Article paru dans Le Devoir du 9 septembre 2022.
Dans sa déclaration sur l’immigration du 7 septembre dernier, le premier ministre Legault a forgé un amalgame de préjugés grossiers et injustes à l’égard des immigrant.e.s en associant l’immigration à l’extrémisme et à la violence en opposition aux Québécois.es qui, par conséquent seraient pacifiques et non violents. L’immigration serait donc dangereuse, non avenue au Québec et elle menacerait notre « façon de vivre ». Quelle insanité! Quel renforcement de préjugés!
La violence criminelle n’est pas l’apanage d’immigrant.e.s. Truisme que de rappeler que la criminalité « pure laine tissée serrée » est bien implantée au Québec depuis fort longtemps et elle est toujours le lot d’une minorité d’individus.
Les immigrant.e.s et les réfugié.e.s ne se caractérisent pas à la manière de produits d’importation étiquetés comme des « cans de beans » qui arrivent avec toutes les qualités parfaites requises pour être conformes aux « valeurs québécoises » (notions fort vagues par ailleurs). Limiter les perceptions à des bras prêts à bosser à des fins économiques ne révèle pas une conception plus brillante de l’immigration. Le Québec accueille des citoyens et des citoyennes qui n’ont rien coûté à la société avant leur arrivée; ils ont reçu éducation et soins dans leur pays d’origine pendant 10, 15, 20 ou 30 ans sans que le Québec débourse un sou. Et à leur arrivée, on les veut parfait.e.s sur tous les plans et ils.elles devraient parler français en six mois.

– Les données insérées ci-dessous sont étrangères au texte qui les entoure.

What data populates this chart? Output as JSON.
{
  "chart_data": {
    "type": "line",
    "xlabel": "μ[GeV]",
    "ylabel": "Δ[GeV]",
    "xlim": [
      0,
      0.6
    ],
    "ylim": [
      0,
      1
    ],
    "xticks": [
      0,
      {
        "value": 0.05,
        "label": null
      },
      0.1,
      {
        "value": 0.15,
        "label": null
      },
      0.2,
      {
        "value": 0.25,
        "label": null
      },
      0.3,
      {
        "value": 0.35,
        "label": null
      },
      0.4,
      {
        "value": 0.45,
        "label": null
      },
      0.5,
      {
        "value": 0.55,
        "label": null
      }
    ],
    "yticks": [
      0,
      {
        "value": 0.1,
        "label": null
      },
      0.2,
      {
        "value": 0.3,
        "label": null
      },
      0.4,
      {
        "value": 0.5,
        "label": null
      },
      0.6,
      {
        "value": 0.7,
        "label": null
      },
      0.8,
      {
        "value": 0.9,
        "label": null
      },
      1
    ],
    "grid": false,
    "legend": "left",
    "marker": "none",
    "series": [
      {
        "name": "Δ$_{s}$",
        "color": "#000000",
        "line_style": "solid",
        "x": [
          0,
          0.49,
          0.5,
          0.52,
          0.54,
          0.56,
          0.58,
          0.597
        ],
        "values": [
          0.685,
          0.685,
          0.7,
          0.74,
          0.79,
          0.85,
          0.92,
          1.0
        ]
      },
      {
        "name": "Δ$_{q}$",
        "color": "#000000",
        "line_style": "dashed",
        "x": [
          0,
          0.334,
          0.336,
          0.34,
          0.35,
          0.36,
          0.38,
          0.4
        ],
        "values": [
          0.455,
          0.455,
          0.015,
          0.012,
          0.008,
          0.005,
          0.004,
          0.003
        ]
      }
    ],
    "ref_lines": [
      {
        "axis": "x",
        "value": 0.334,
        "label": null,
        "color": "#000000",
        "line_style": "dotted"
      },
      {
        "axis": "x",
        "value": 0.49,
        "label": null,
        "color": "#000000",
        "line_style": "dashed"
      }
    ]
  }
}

Autant dire que l’on cherche la quadrature du cercle.
Les affirmations spontanées du premier ministre forment un tricotage d’insultes à l’égard des milliers de personnes venues d’ailleurs qui contribuent au développement de ce pays. À titre de vice-président de l’organisme Accueil Multiethnique et Intégration des Nouveaux Arrivants à Terrebonne et Mascouche (Aminate), je me sens profondément blessé et humilité au nom de la formidable équipe d’intervention composée de personnes venues de divers pays (Algérie, Maroc, Colombie, Roumanie et Sénégal) auxquelles s’ajoutent des natifs d’ici et les nombreux bénévoles qui travaillent d’arrache-pied avec des moyens limités pour soutenir l’intégration et la francisation de milliers d’immigrant.e.s et de réfugié.e.s dans le Sud de Lanaudière. Nous travaillons ferme pour permettre à tous ces gens de s’intégrer à la région, ce grâce au soutien du ministère Immigration, Francisation et Intégration (MIFI) de l’appui des deux villes concernées et de la Municipalité régionale de comté des Moulins. L’action ne s’arrête pas là; AMINATE accorde du soutien à des entreprises qui embauchent des travailleurs.euses qui arrivent d’ailleurs et fait un travail de sensibilisation auprès des services publics (écoles, services de police, etc.). Malgré tout, chaque jour, nous tentons de faire des miracles avec des ressources financières limitées.
La francisation requiert temps et ressources, ce que les gouvernements successifs n’ont pas bien compris depuis des décennies. En 1991, un colloque sous le thème « Les personnes immigrantes : partenaires du développement régional » avait eu lieu à l’Université du Québec en Outaouais et nous discutions alors de toutes les questions que les politiciens.ennes d’aujourd’hui reprennent comme des nouveautés. Pourquoi? En raison de l’indolence et du laisser-faire de tous les gouvernements depuis ce temps. Au contraire, au fil du temps, on a réduit les fonds alloués à la francisation perçue comme une dépense et non comme un investissement fondamental. Dans certains milieux, on véhicule même la pensée magique que la francisation sur les lieux de travail suffirait. Il est plus que temps de voir le Québec se réveiller et d’INVESTIR dans la francisation à la mesure des besoins criants.
Oui, l’intégration est un défi. Qu’on y mette le prix et le temps requis. L’intégration correspond à un processus multidimensionnel qui dépasse la simple francisation. L’intégration repose sur le développement des capacités d’une personne à participer à la vie sociale, culturelle, économique, institutionnelle et… politique. Au-delà de la francisation, il faut INVESTIR dans les communautés sur le plan social et culturel. INVESTIR aussi pour contrer ce mal (non reconnu par la CAQ) qu’est le racisme.
Au lieu de ne voir que les bras des personnes immigrantes, retenons surtout l’ouverture de leur cœur et la vivacité de leur créativité pour s’adapter et s’intégrer. En somme, l’intégration ne relève pas que de la responsabilité des organismes communautaires, mais bien de l’ensemble de la société. L’État et son représentant doivent donc souffler le ton… positif.